Hardware-random-control interface no longer works in core24-based snap

We have a core20-based snap that had hardware-random-control as a plug so that it could access /dev/hwrng and that used to work. When we switched over to a core24-based version, it no longer works and we get a failed to open '/dev/hwrng': Operation not permitted message. We have confirmed that the interface is connected properly. Also note that this was running on an Ubuntu 24.04 server image.

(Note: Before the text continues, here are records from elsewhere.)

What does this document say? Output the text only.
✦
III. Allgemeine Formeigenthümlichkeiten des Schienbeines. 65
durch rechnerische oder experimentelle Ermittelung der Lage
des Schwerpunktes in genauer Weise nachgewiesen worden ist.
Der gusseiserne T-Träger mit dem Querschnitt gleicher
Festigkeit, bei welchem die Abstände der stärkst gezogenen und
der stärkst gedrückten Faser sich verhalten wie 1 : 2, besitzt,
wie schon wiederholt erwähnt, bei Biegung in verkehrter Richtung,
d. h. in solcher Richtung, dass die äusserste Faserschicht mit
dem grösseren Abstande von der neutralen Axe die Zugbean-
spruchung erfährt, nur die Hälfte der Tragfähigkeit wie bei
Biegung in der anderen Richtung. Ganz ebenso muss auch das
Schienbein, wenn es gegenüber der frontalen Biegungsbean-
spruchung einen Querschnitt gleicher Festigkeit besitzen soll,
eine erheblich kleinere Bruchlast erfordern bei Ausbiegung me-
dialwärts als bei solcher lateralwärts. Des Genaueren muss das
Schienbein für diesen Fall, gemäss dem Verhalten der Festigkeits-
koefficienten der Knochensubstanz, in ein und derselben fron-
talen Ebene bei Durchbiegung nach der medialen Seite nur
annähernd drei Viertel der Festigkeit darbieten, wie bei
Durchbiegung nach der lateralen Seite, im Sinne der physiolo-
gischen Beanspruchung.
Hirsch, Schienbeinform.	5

There are a couple of messages in journald around the time we get the operation not permitted message:

kernel: audit: type=1400 audit(1746405094.512:151): apparmor="DENIED" operation="capable" class="cap" profile="/snap/snapd/24509/usr/lib/snapd/snap-confine" pid=3168 comm="snap-confine" capability=12  capname="net_admin"
kernel: audit: type=1400 audit(1746405094.512:152): apparmor="DENIED" operation="capable" class="cap" profile="/snap/snapd/24509/usr/lib/snapd/snap-confine" pid=3168 comm="snap-confine" capability=38  capname="perfmon"

but no other messages. snappy-debug does not indicate anything either.

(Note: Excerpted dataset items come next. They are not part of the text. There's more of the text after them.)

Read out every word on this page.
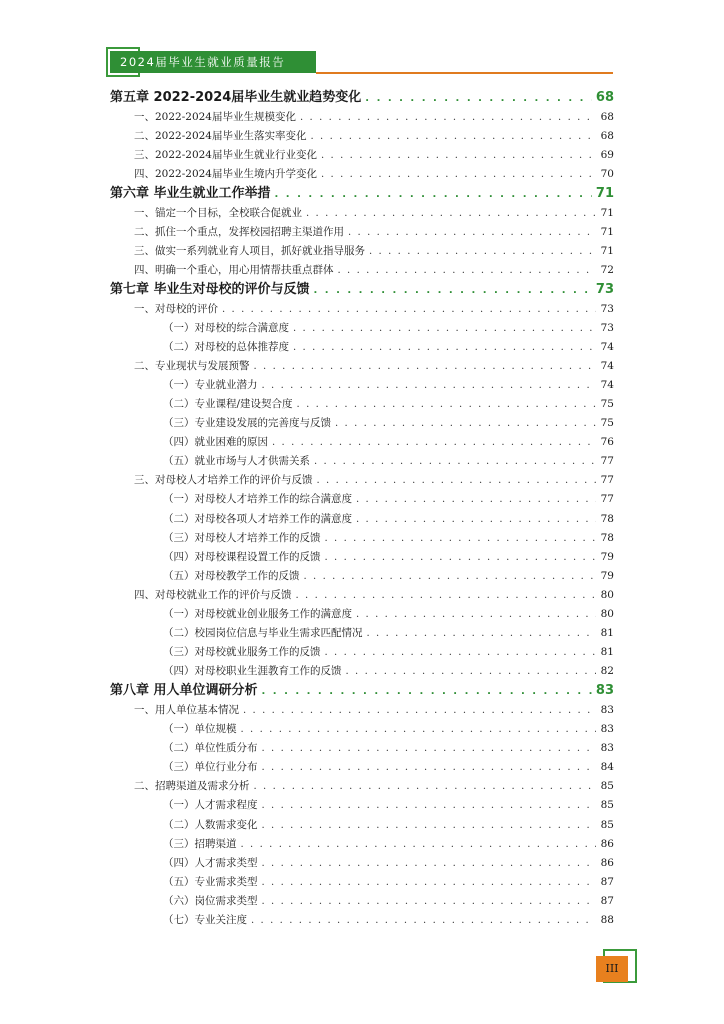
2024届毕业生就业质量报告
第五章 2022-2024届毕业生就业趋势变化 . . .	68
一、2022-2024届毕业生规模变化 . . .	68
二、2022-2024届毕业生落实率变化 . . .	68
三、2022-2024届毕业生就业行业变化 . . .	69
四、2022-2024届毕业生境内升学变化 . . .	70
第六章 毕业生就业工作举措 . . .	71
一、锚定一个目标，全校联合促就业 . . .	71
二、抓住一个重点，发挥校园招聘主渠道作用 . . .	71
三、做实一系列就业育人项目，抓好就业指导服务 . . .	71
四、明确一个重心，用心用情帮扶重点群体 . . .	72
第七章 毕业生对母校的评价与反馈 . . .	73
一、对母校的评价 . . .	73
（一）对母校的综合满意度 . . .	73
（二）对母校的总体推荐度 . . .	74
二、专业现状与发展预警 . . .	74
（一）专业就业潜力 . . .	74
（二）专业课程/建设契合度 . . .	75
（三）专业建设发展的完善度与反馈 . . .	75
（四）就业困难的原因 . . .	76
（五）就业市场与人才供需关系 . . .	77
三、对母校人才培养工作的评价与反馈 . . .	77
（一）对母校人才培养工作的综合满意度 . . .	77
（二）对母校各项人才培养工作的满意度 . . .	78
（三）对母校人才培养工作的反馈 . . .	78
（四）对母校课程设置工作的反馈 . . .	79
（五）对母校教学工作的反馈 . . .	79
四、对母校就业工作的评价与反馈 . . .	80
（一）对母校就业创业服务工作的满意度 . . .	80
（二）校园岗位信息与毕业生需求匹配情况 . . .	81
（三）对母校就业服务工作的反馈 . . .	81
（四）对母校职业生涯教育工作的反馈 . . .	82
第八章 用人单位调研分析 . . .	83
一、用人单位基本情况 . . .	83
（一）单位规模 . . .	83
（二）单位性质分布 . . .	83
（三）单位行业分布 . . .	84
二、招聘渠道及需求分析 . . .	85
（一）人才需求程度 . . .	85
（二）人数需求变化 . . .	85
（三）招聘渠道 . . .	86
（四）人才需求类型 . . .	86
（五）专业需求类型 . . .	87
（六）岗位需求类型 . . .	87
（七）专业关注度 . . .	88
III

Any ideas on why this doesn’t work on core24? Should it be working? I’ve noticed another interface hostname-control has recently been fixed to work on core24 so if this is another situation that slipped through the cracks?

Since Release New release 2.62 · canonical/snapd · GitHub snapd will place a snap using base core24 in a mandatory device cgroup. Which means that device access will be mediated by the sandbox for every snap using core24+ base, not just the ones that happened to have devices assigned for them though connected interfaces.

However, in your case, having hardware-random-control plug being connected should enable the snap to access the device.

Can you attach the output of udevadm info /dev/hwrng ?

P: /devices/virtual/misc/hw_random
M: hw_random
U: misc
D: c 10:183
N: hwrng
L: 0
E: DEVPATH=/devices/virtual/misc/hw_random
E: DEVNAME=/dev/hwrng
E: MAJOR=10
E: MINOR=183
E: SUBSYSTEM=misc

This doesn’t look right. Are you sure the interface is connected? Can you paste the output of snap connections <snap-name> ?

Oops, I had the snap installed in devmode. After re-installing and connecting:

$ snap connections prototype-hwrng-snap
Interface                Plug                                          Slot                      Notes
hardware-random-observe  prototype-hwrng-snap:hardware-random-observe  :hardware-random-observe  manual

And udevadm:

$ udevadm info /dev/hwrng
P: /devices/virtual/misc/hw_random
M: hw_random
U: misc
D: c 10:183
N: hwrng
L: 0
E: DEVPATH=/devices/virtual/misc/hw_random
E: DEVNAME=/dev/hwrng
E: MAJOR=10
E: MINOR=183
E: SUBSYSTEM=misc

Looks to be the same results?

Ah, I see. It’s a bug in snapd interface which worked by accident with old behavior for bases prior to core24. I’ll prepare a PR and it should land in edge soon.

edit: a PR is up: https://github.com/canonical/snapd/pull/15422 we’re targeting 2.69.1/2.69.2 with this one.

1 Like

The PR has landed in master, which means it should be available in the edge channel later today. Can you try to snap refresh --edge snapd later today. Once it completes, udevadm info /dev/hwrng output should contain CURRENT_TAGS entry referencing your snap and you should be able to access /dev/hwrng.

I updated snapd but didn’t seem to fix the issue. edge seems to still be back on May 3, 2025. Here is the version string I see: 2.69+g113.58f8e17. So looks like it hasn’t worked its way through the build yet.

A build was pushed out today. Please give it a go.

Confirmed that this is working with snapd off of edge - 2.69+g124.20a2c9a. Thanks for the help!

Thanks for testing. I’ll try to have the fix cherry picked to 2.69.1.